Sekarang ini sudah ada Balai Kesehatan di Desa Waerebo, namun tetap saja ketika obat-obatan habis maka obat-obatan tersebut harus dibawa dari bawah. Banyak proses tradisional yang masih dipertahankan oleh desa ini, itulah salah satu aspek yang membuat banyak orang mencintai desa ini. - Pelajaran
Tidak bisa dipungkiri setelah kita mengunjungi desa ini maka akan banyak pelajaran yang kita dapatkan. Pelajaran hidup yang mungkin tidak voyagers temui kala bersekolah dahulu. Pelajaran bagaimana hidup dengan penuh kesederhanaan dan kebersamaan. Pelajaran dimana uang bukan jadi aspek utama dalam memperoleh kebahagiaan. Di desa ini kita bisa melihat banyak anak-anak yang bersukacita lari sana sini sembari mengejar ayam atau bermain bola, semuanya itu seolah terjadi secara natural dan keceriaan yang terpancar dari anak-anak tersebut bukanlah sesuatu yang dibuat-buat. Hal itu terlihat bertolak belakang dengan anak-anak di perkotaan yang sudah kecanduan dengan gadget-gadget terbaru mas kini.
Di tempat ini juga kita belajar bagaimana menerima orang asing menjadi bagian keluarga mereka. Kita yang berkunjung adalah orang asing, tapi setibanya di sana maka kita langsung dianggap sebagai bagian dari keluarga Waerebo. Tidak ada perlakuan yang berbeda antara orang Waerebo dengan kami para Traveler yang bermain ke tempat mereka. Oleh kalangan tua kami dianggap sebagai anaknya dan oleh kalangan anak muda kami dianggap sebagai kakaknya.
Dalam lirik lagunya yang berjudul Menoleh, seorang Rapper bernama Pandji Pragiwaksono berkata, “Pelajaran tak harus dalam halaman, buku sekolahan, Buka wawasan”. dan dailyvoyagers rasa kalimat tersebut benar dan itu bisa kita dapatkan di desa Waerebo ini. Pelajaran berharga yang mungkin tidak kita dapatkan di tempat lain. Pelajaran berbeda-beda yang bisa didapat setiap orang yang berkunjung ke tempat ini 🙂 - Tidak ada yang meminta
Desa ini sudah berdiri selama puluhan tahun sejak nenek moyangnya terdahulu yang bernama Empo Maro berlayar dari Sumatera Barat dan akhirnya menemukan tempat ini dan membangun desa Waerebo. Keberlangsungan hidup mereka sudah terjadi sekian lama tanpa adanya intervensi dari orang luar.
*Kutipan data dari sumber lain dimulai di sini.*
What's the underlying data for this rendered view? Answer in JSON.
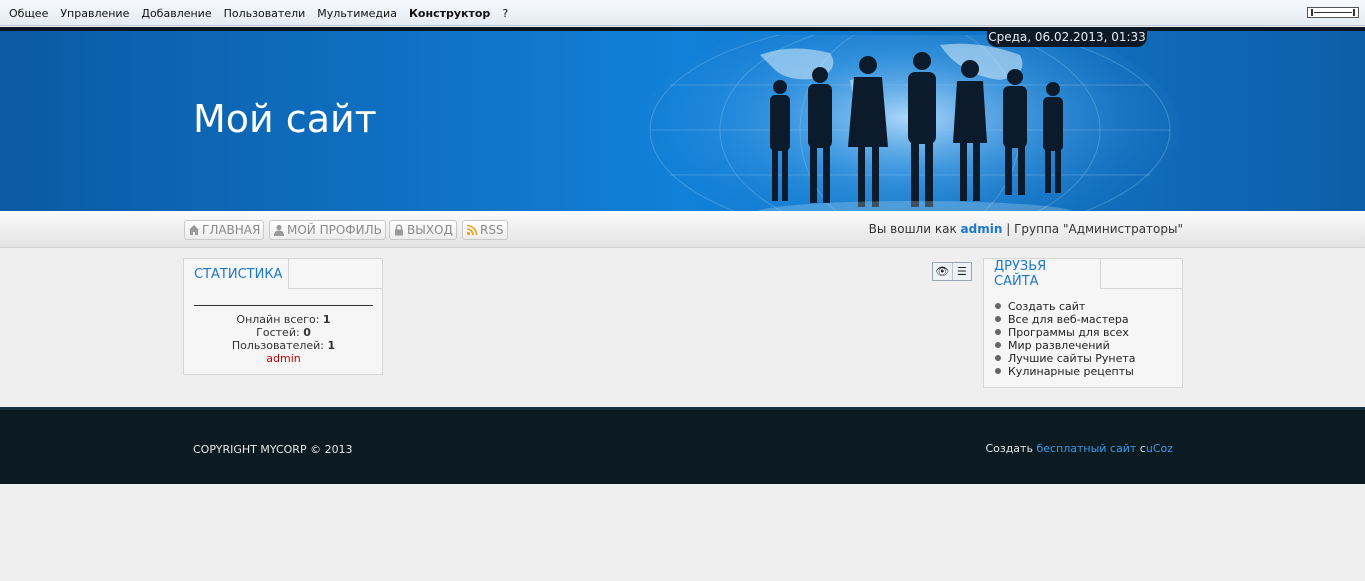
{
  "admin_menu": {
    "items": [
      "Общее",
      "Управление",
      "Добавление",
      "Пользователи",
      "Мультимедиа",
      "Конструктор",
      "?"
    ],
    "active": "Конструктор"
  },
  "header": {
    "date": "Среда, 06.02.2013, 01:33",
    "site_title": "Мой сайт"
  },
  "nav": {
    "buttons": [
      {
        "label": "ГЛАВНАЯ",
        "icon": "home-icon"
      },
      {
        "label": "МОЙ ПРОФИЛЬ",
        "icon": "user-icon"
      },
      {
        "label": "ВЫХОД",
        "icon": "lock-icon"
      },
      {
        "label": "RSS",
        "icon": "rss-icon"
      }
    ],
    "logged_in_prefix": "Вы вошли как",
    "username": "admin",
    "group_text": "| Группа \"Администраторы\""
  },
  "stats": {
    "title": "Статистика",
    "online_label": "Онлайн всего:",
    "online_value": "1",
    "guests_label": "Гостей:",
    "guests_value": "0",
    "users_label": "Пользователей:",
    "users_value": "1",
    "user_link": "admin"
  },
  "friends": {
    "title": "Друзья сайта",
    "items": [
      "Создать сайт",
      "Все для веб-мастера",
      "Программы для всех",
      "Мир развлечений",
      "Лучшие сайты Рунета",
      "Кулинарные рецепты"
    ]
  },
  "footer": {
    "copyright": "COPYRIGHT MYCORP © 2013",
    "made_prefix": "Создать",
    "made_link": "бесплатный сайт",
    "made_middle": "с",
    "made_brand": "uCoz"
  },
  "colors": {
    "header_blue": "#1180d8",
    "link_blue": "#1e78c8",
    "footer_dark": "#0c1a22",
    "admin_red": "#cc0000"
  }
}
Mereka hidup mandiri dengan bertani kopi dan menjualnya kemudian uang tersbeut mereka gunakan untuk membeli kebutuhan sandang, pangan dan papan.
Tidak ada yang meminta kita untuk berkunjung ke daerah tersebut, tanpa kehadiran kita pun kehidupan di desa tersebut sudah berjalan dengan cukup baik. Pernahkah voyagers berpikir kalau kehadiran kita di sana justru mengganggu mereka? Mereka yang seharusnya bekerja tetapi karena kunjungan kita mereka harus melayani kita.
Saat berkunjung ke sana, dailyvoyagers sempat menanyakan hal tersebut dan salah seorang warga Waerebo menjawab, “Kehadiran kalian menjadi berkat tersendiri bagi kami”. Sungguh senang ketika kehadiran kami di sana bisa memberikan sukacita untuk warga Waerebo, dan juga sebaliknya, kita mendapatkan banyak sukacita melalui interaksi kita dengan anak-anak disana, udara yang bersih dan tempatnya yang nyaman. Hidup ini memang pada hakikatnya adalah saling membantu. Sayangilah orang lain seperti halnya kamu menyanyangi dirimu sendiri. Jadi perlu ditegaskan lagi disini, saat kita para traveler berkunjung ke sini, hal itu karena kita yang mau dan bukan mereka yang meminta.
Itu tadi sedikit alasan yang kamu harus pertimbangkan menurut dailyvoyagers sebelum kamu mengeluhkan biaya menginap di Waerebo yang katanya MAHAL itu. Semoga tulisan ini bisa bermanfaat untuk voyagers semua.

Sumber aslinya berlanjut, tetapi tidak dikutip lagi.